De acordo com Helena Lima, a pesquisa é essencial para entender como a droga está sendo produzida e a quem está atingindo em cada região do país.
“Apesar da idéia de que o oxi é uma droga mais comum entre as classes mais baixas e entre os usuários de crack, entrevistei desde analfabetos até pessoas com formação universitária usando oxi no Acre”, diz a pesquisadora.
“Só é possível combater o oxi sabendo como ele penetrou em cada Estado do Brasil, e isso depende das demandas do mercado de drogas em cada região.”
O jurista e ex-secretário nacional Antidrogas Walter Maierovich afirma que, além de campanhas que alertem sobre os perigos da droga, é preciso realizar um controle mais rígido da venda de produtos químicos de uso mais corrente, como o cal e os solventes.

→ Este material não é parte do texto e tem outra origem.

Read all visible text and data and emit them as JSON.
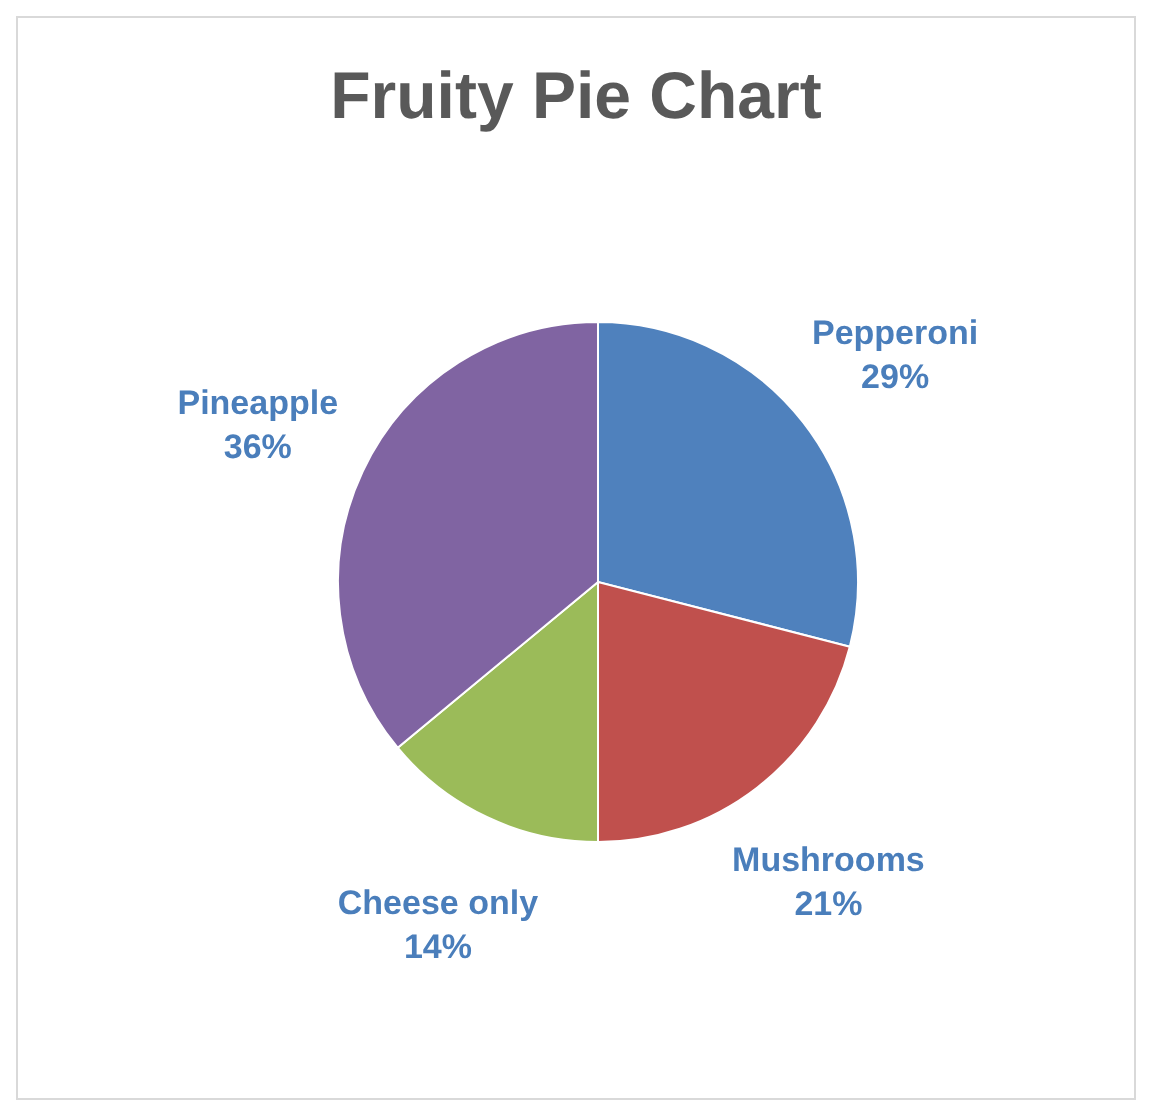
{
  "chart_data": {
    "type": "pie",
    "title": "Fruity Pie Chart",
    "categories": [
      "Pepperoni",
      "Mushrooms",
      "Cheese only",
      "Pineapple"
    ],
    "values": [
      29,
      21,
      14,
      36
    ],
    "colors": [
      "#4f81bd",
      "#c0504d",
      "#9bbb59",
      "#8064a2"
    ],
    "value_labels": [
      "29%",
      "21%",
      "14%",
      "36%"
    ]
  }
}
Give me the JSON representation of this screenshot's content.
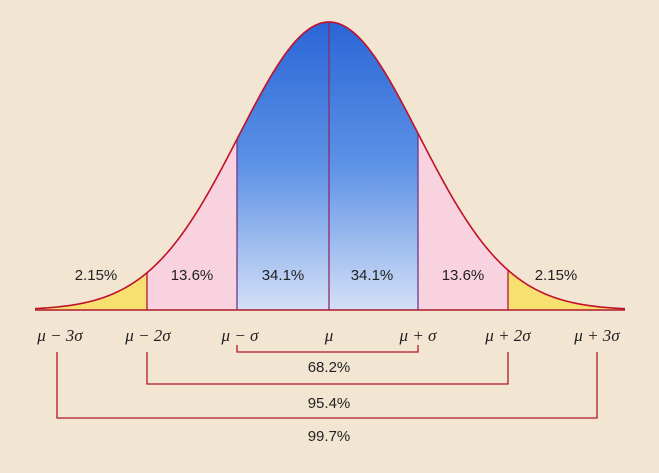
{
  "regions": [
    {
      "label": "2.15%"
    },
    {
      "label": "13.6%"
    },
    {
      "label": "34.1%"
    },
    {
      "label": "34.1%"
    },
    {
      "label": "13.6%"
    },
    {
      "label": "2.15%"
    }
  ],
  "axis_labels": [
    "μ − 3σ",
    "μ − 2σ",
    "μ − σ",
    "μ",
    "μ + σ",
    "μ + 2σ",
    "μ + 3σ"
  ],
  "ranges": [
    {
      "label": "68.2%"
    },
    {
      "label": "95.4%"
    },
    {
      "label": "99.7%"
    }
  ]
}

As fronteiras do país, segundo Maierovich, também precisam de mais vigilância.
“Ninguém está indo nos municípios da fronteira e verificando o aumento da renda nestes municípios. Estes lugares geralmente são pequenos e têm uma movimentação de dinheiro limitada. Se, de repente, há mais dinheiro circulando do que a capacidade desse lugar, há algo errado”, disse.
O oxi já apareceu em diversos estados, como alternativa barata ao crack. Os primeiros relatos de consumo do oxi foram registrados no Norte do Brasil, mas, nos últimos dois meses, a droga já foi apreendida em pelo menos 13 Estados do país.